One company’s bet: Neo

Norton’s answer is Neo, a browser built on the premise that security and accessibility can live in the browser software itself, not in a pile of add-ons that the user has to find, install, and pay for. It’s less about adding features than removing friction. Remove the steps between someone and what they came for.

“The tournament is the kind of moment when the modern web was supposed to be great: everyone, everywhere, on the same thing in real time,” says Howie Xu, chief AI and innovation officer for its family of brands, including Zen and Norton. “Sometimes it takes a PhD to figure out how to watch matches correctly. Our view is that the browser should have done more. That’s why we’ve re-invented the browser to enable truly frictionless, secure and fast access to the content they deserve.”

This is a remarkable situation coming from a security brand that historically sold security as a separate thing that you bought and remembered to run. But Neo removes this separation. Now, they’re reinventing the model so that the browser is the complete solution for secure, frictionless, fast streaming.

Scams come even before the match starts

Before official ticket sales began, fraudsters were already at work on the tournament: creating fake listings, cloned resale sites, phishing messages designed to extract money and personal details. The methods are worn out.
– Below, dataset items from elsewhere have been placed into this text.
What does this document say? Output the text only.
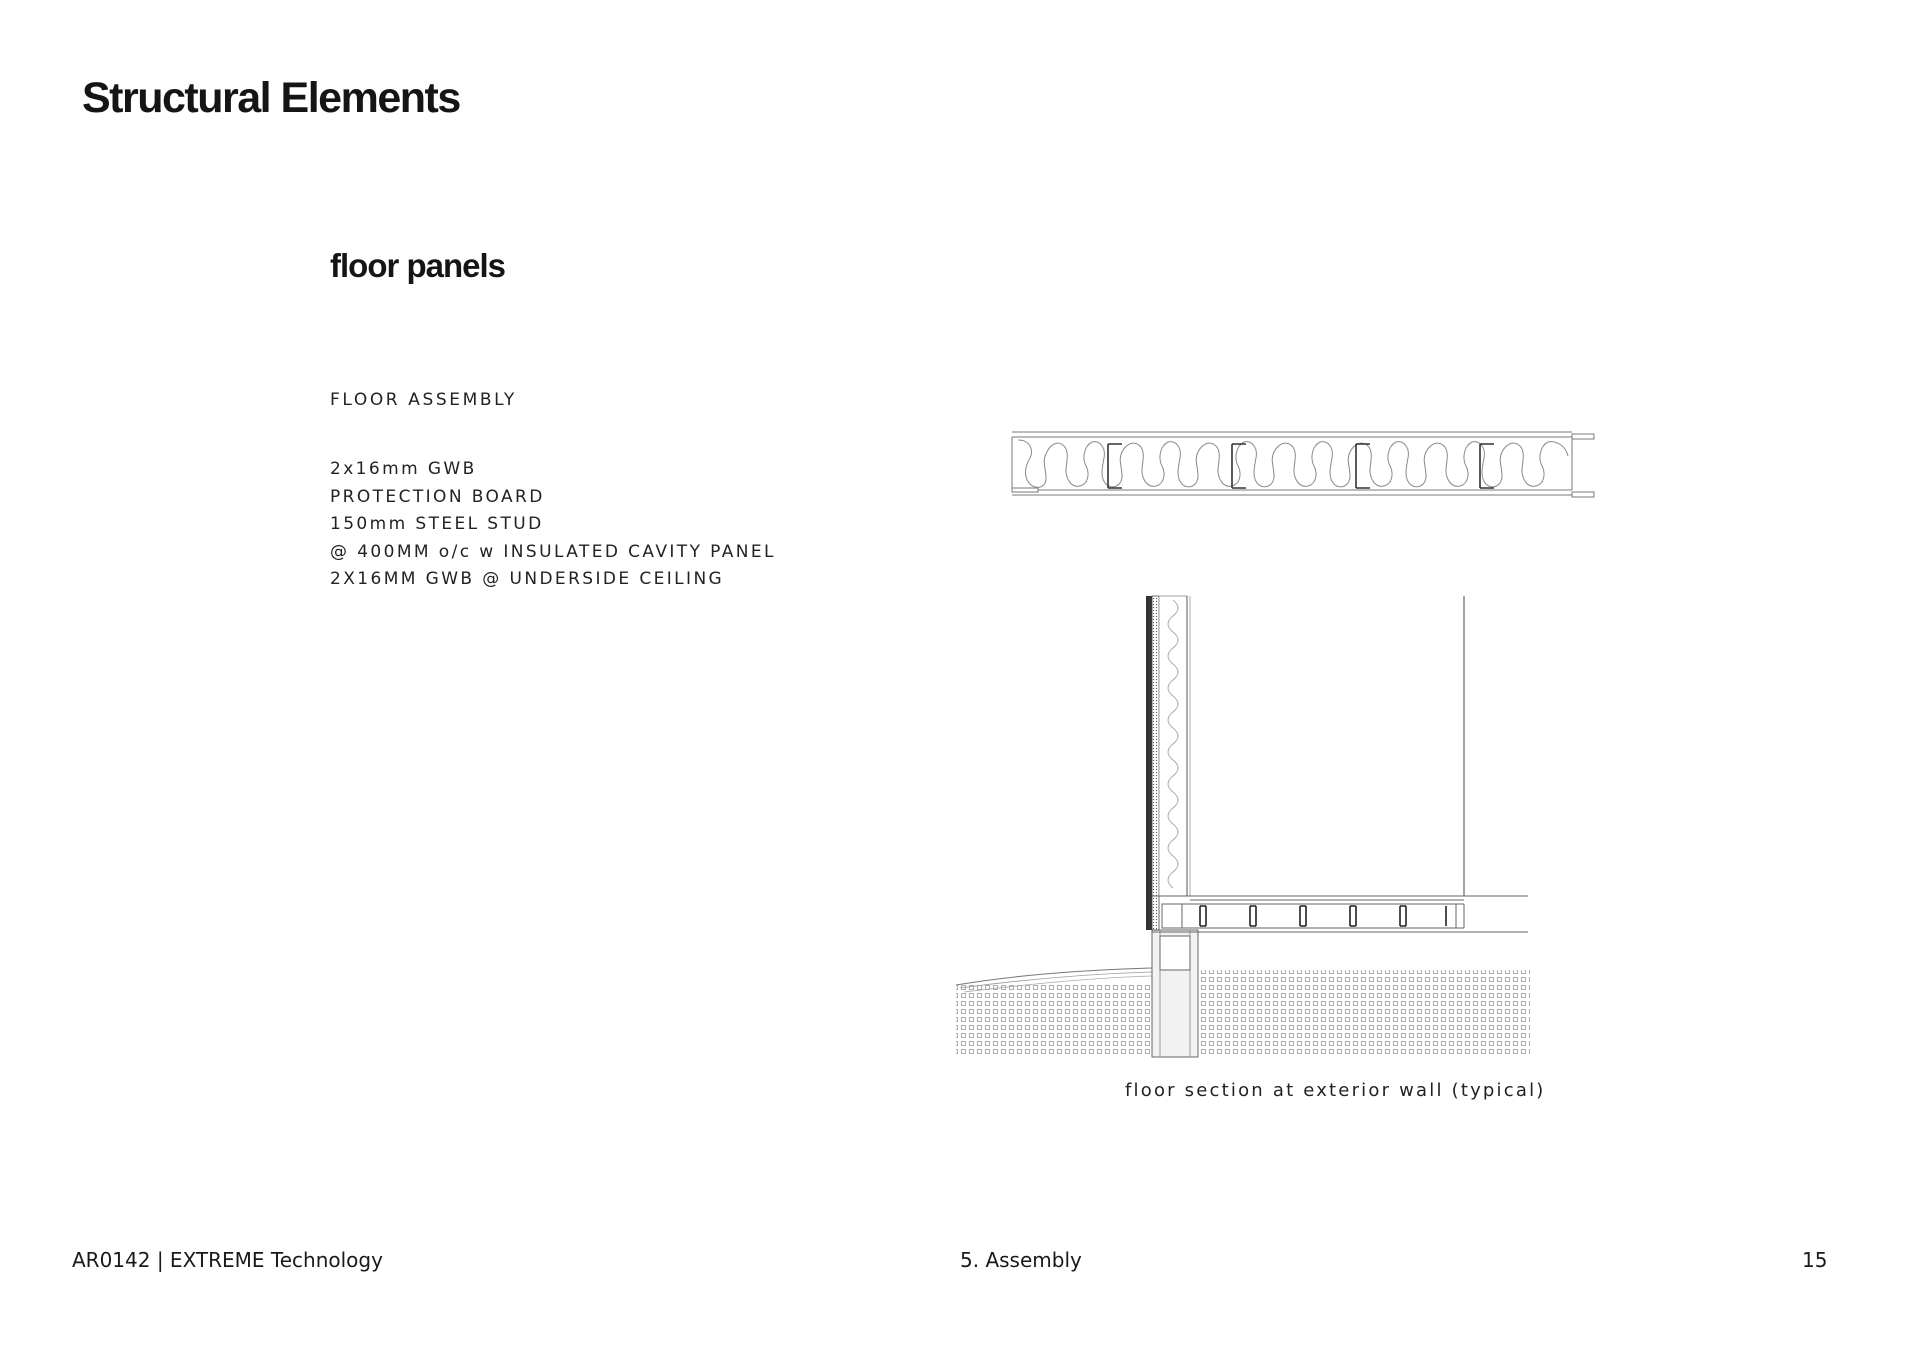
Structural Elements
floor panels
FLOOR ASSEMBLY
2x16mm GWB
PROTECTION BOARD
150mm STEEL STUD
@ 400MM o/c w INSULATED CAVITY PANEL
2X16MM GWB @ UNDERSIDE CEILING
floor section at exterior wall (typical)
AR0142 | EXTREME Technology	5. Assembly	15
Fake “official” portals mimic the real branding behind similar-looking URLs; Phishing emails impersonate organizers and threaten exclusive access; Social ads promise guaranteed seats at suspiciously low prices and don’t provide a fake PDF or anything. Streaming fans follow the same logic, where the cheapest, most convenient link is often the most dangerous.

This is where Norton’s back catalog appears inside everyday browsing. Anti-phishing, scam-site detection and malicious-page blocking run in the background, flagging dangerous links as they appear after the card number has already been entered. Whether this is enough to change fan behavior is an open question. People are remarkably willing to click on the alert when a match is about to start. But moving the security measure into the browser, rather than a separate app, puts it where the risk really is.

Access without setup wizard

It’s also just a matter of accessing a valid stream. Finding officially licensed providers depending on the country, limiting connections at peak hours, and varying restrictions on platforms all get in the way. The usual solution is to configure a separate VPN with your own account and billing, which is its own kind of friction. Neo folds Norton’s award-winning VPN technology into the browser itself, and can be easily turned on or off. This matters most in the situations that the tournament actually creates: connecting to an unfamiliar hotel network, an airport layover, a one-time public Wi-Fi where a large portion of the fans say they will watch.

Neo also searches for legitimate streams directly in the browser. It has a dedicated widget with live game schedules, match reminders and direct streaming links for every game, offering the right licensed source for your market without having to search separately.

“Most people don’t want to manage their security or the validity of a link, they want to watch the game,” says Xu. “So we took the burden away from the individual. Security is on, the connection is private, and you never have to set up anything.”

cool by design

Underneath the tournament use case is the idea that Neo keeps coming back to: cool by design, privacy and security settings work together inside a clean interface rather than buried in menus. Because the browser can guess instead of waiting to be asked, it brings up what the fan wants next. A reminder about an upcoming match, a quick summary of the day’s results, a prompt to resume where they left off. Personal data remains on the device until the individual decides otherwise.

Whether this approach wins meaningful share in the market Chrome still dominates is undecided. But Norton Neo says they invented a browser to make the lives of 5.8 billion potential visitors easier.

Fans can find the streams available for their market at lp.neobrowser.ai/tournament_stream.